Black unions tread high wire in S. Africa. Movement seeks activist role without angering members or Pretoria

South Africa's black labor unions face a series of delicate challenges that hold implications for the country's overall political climate. The unions, thrust into an increasingly political role by a state-of-emergency clampdown on other black antigovernment groups, are grappling with how to exercise that role without risking either a split in their own ranks, or government moves to curb their activities.

Even as the largest black union federation, the Congress of South African Trade Unions (Cosatu) convened its annual congress in Johannesburg this week, the government stepped in to stop a strike by the Cosatu-affiliated National Union of Metalworkers.

The action was in contrast to the government's tendency to stay on the sidelines during a series of successful black-union strikes in recent months. It also came amid mounting criticism by the extreme-right Conservative Party, the official opposition in the white chamber of Parliament, of alleged government weakness in the face of the growing militancy of black unions.

At least two key tests of union strategy lie just around the corner:

The metalworkers' union, while directing some 60,000 striking members to return to the job, has vowed to raise a court challenge to the government's halting of the strike.

The government stopped the strike by extending a year-old overall industry-wide wage accord with the metalworkers. This is permissible under South African law. But union leaders argue that the government violated the spirit of the labor legislation. Union sources indicate they have not cancelled the strike - called to press wage demands - but merely suspended it pending the outcome of their court case.

The National Union of Mineworkers, the country's largest union, says that it has received a near-unanimous endorsement for strike action against gold and coal mines in a secret ballot of its nearly 300,000 black members. NUM leaders are holding that weapon in reserve, however, by declining to say when a strike would be called.

The vote was held after the breakdown of wage talks with the mining houses. Initially, the NUM had asked for a 55 percent across-the-board hike in miners' wages. During talks, the union reduced that demand to a differentiated hike of between 30 and 40 percent; but the mine owners' final offer was one of between 17 and 23 percent. On average, the mineworkers earn about $220 a month.

Twice, since its launching in 1984, the NUM has called strikes. Both led to clashes with police. But during the past year, the union has grown in size, internal coherence, and militancy. At its own congress earlier this year, the union signed on to the 1955 ``Freedom Charter'' of the outlawed African National Congress. The ANC, banned since 1960, is waging a campaign to overthrow the present, white-dominated political system.

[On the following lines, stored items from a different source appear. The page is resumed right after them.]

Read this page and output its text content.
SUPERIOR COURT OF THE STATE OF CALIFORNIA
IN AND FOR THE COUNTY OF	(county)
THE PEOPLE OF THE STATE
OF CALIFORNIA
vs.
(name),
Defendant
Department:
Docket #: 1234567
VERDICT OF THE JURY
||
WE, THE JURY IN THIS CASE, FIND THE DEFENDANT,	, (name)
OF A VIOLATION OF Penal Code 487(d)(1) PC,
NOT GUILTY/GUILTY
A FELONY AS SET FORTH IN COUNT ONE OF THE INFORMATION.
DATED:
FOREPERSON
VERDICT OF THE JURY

Cosatu - which claims an affiliated membership of some 700,000 workers - is widely expected to follow suit this week by endorsing the ``Freedom Charter,'' which advocates multiracial ``people's power'' and nationalization of key industries.

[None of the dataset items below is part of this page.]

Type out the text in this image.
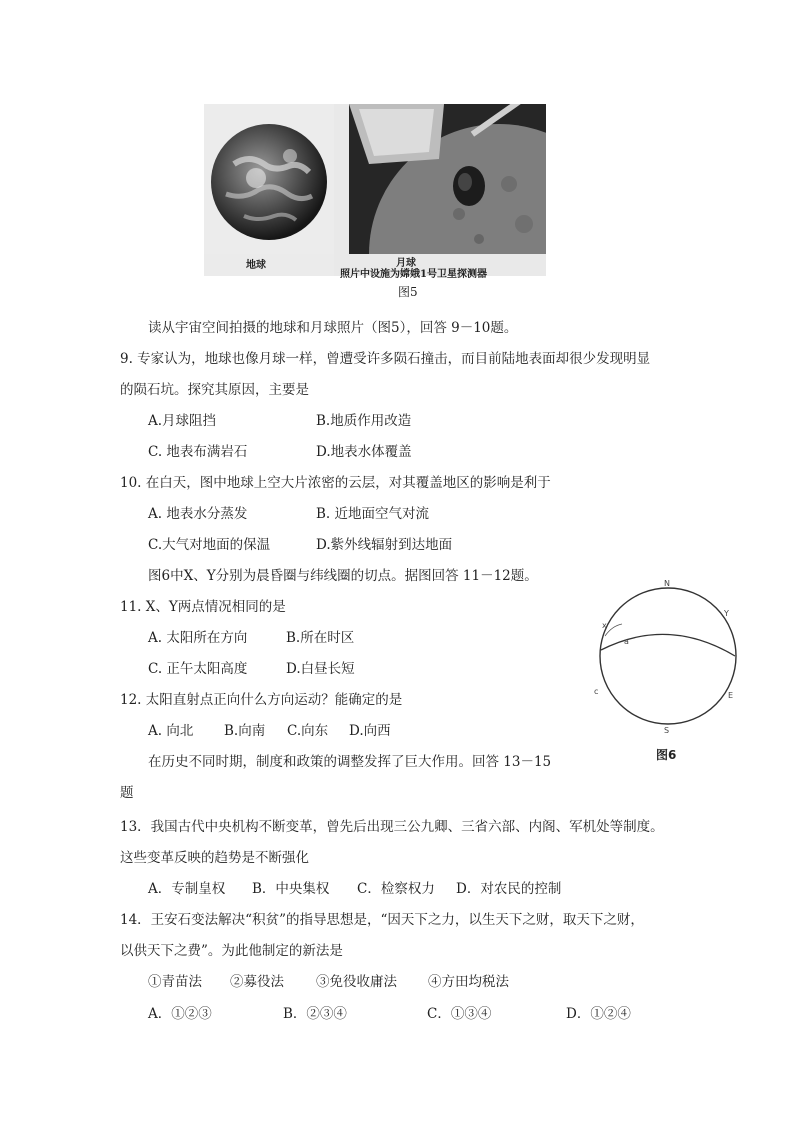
地球	月球
照片中设施为嫦娥1号卫星探测器
图5
读从宇宙空间拍摄的地球和月球照片（图5），回答 9－10题。
9. 专家认为，地球也像月球一样，曾遭受许多陨石撞击，而目前陆地表面却很少发现明显
的陨石坑。探究其原因，主要是
A.月球阻挡	B.地质作用改造
C. 地表布满岩石	D.地表水体覆盖
10. 在白天，图中地球上空大片浓密的云层，对其覆盖地区的影响是利于
A. 地表水分蒸发	B. 近地面空气对流
C.大气对地面的保温	D.紫外线辐射到达地面
图6中X、Y分别为晨昏圈与纬线圈的切点。据图回答 11－12题。
11. X、Y两点情况相同的是
A. 太阳所在方向	B.所在时区
C. 正午太阳高度	D.白昼长短
12. 太阳直射点正向什么方向运动？能确定的是
A. 向北 B.向南 C.向东 D.向西
N
x
Y
a
c	E
S
图6
在历史不同时期，制度和政策的调整发挥了巨大作用。回答 13－15
题
13．我国古代中央机构不断变革，曾先后出现三公九卿、三省六部、内阁、军机处等制度。
这些变革反映的趋势是不断强化
A．专制皇权 B．中央集权 C．检察权力 D．对农民的控制
14．王安石变法解决“积贫”的指导思想是，“因天下之力，以生天下之财，取天下之财，
以供天下之费”。为此他制定的新法是
①青苗法 ②募役法 ③免役收庸法 ④方田均税法
A．①②③	B．②③④	C．①③④	D．①②④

Adopting the charter could stir political differences within the black-union movement, which includes a ``black consciousness'' minority that opposes ANC support for an anti-government alliance with whites. It would also likely anger the South African government, and redouble right-wing pressure for curbs on black-union activity.

The government of President Pieter Botha is also in a delicate position. His legalization of black unions in the late 1970s is the most durably important of his race-policy reforms.

Officials - and employers - feel the union reform has generally succeeded in bringing stability to the country's labor relations, and keeping wild-cat strikes to a minimum. The legalization of black unions in effect co-opted a sudden surge of freelance worker militancy - especially in Durban - in the early 1970s. This militancy was a precursor to the general unrest that erupted in Soweto in 1976.

But since the state of emergency was declared in June 1986, black unions have become more assertive in their demands for better pay and working conditions.

In strikes during the past year - against a retail-store chain, the government-run transport network, and, most recently, the country's beer producers - the unions have marshaled newly cohesive worker support, in effect forcing managers to meet key demands.

A mineworkers' strike - if, indeed, one is called - could apply this growing union power to the single most important sector of South Africa's economy. Mining provides most of the country's hard-currency earnings.

Journalists in South Africa operate under official press restrictions.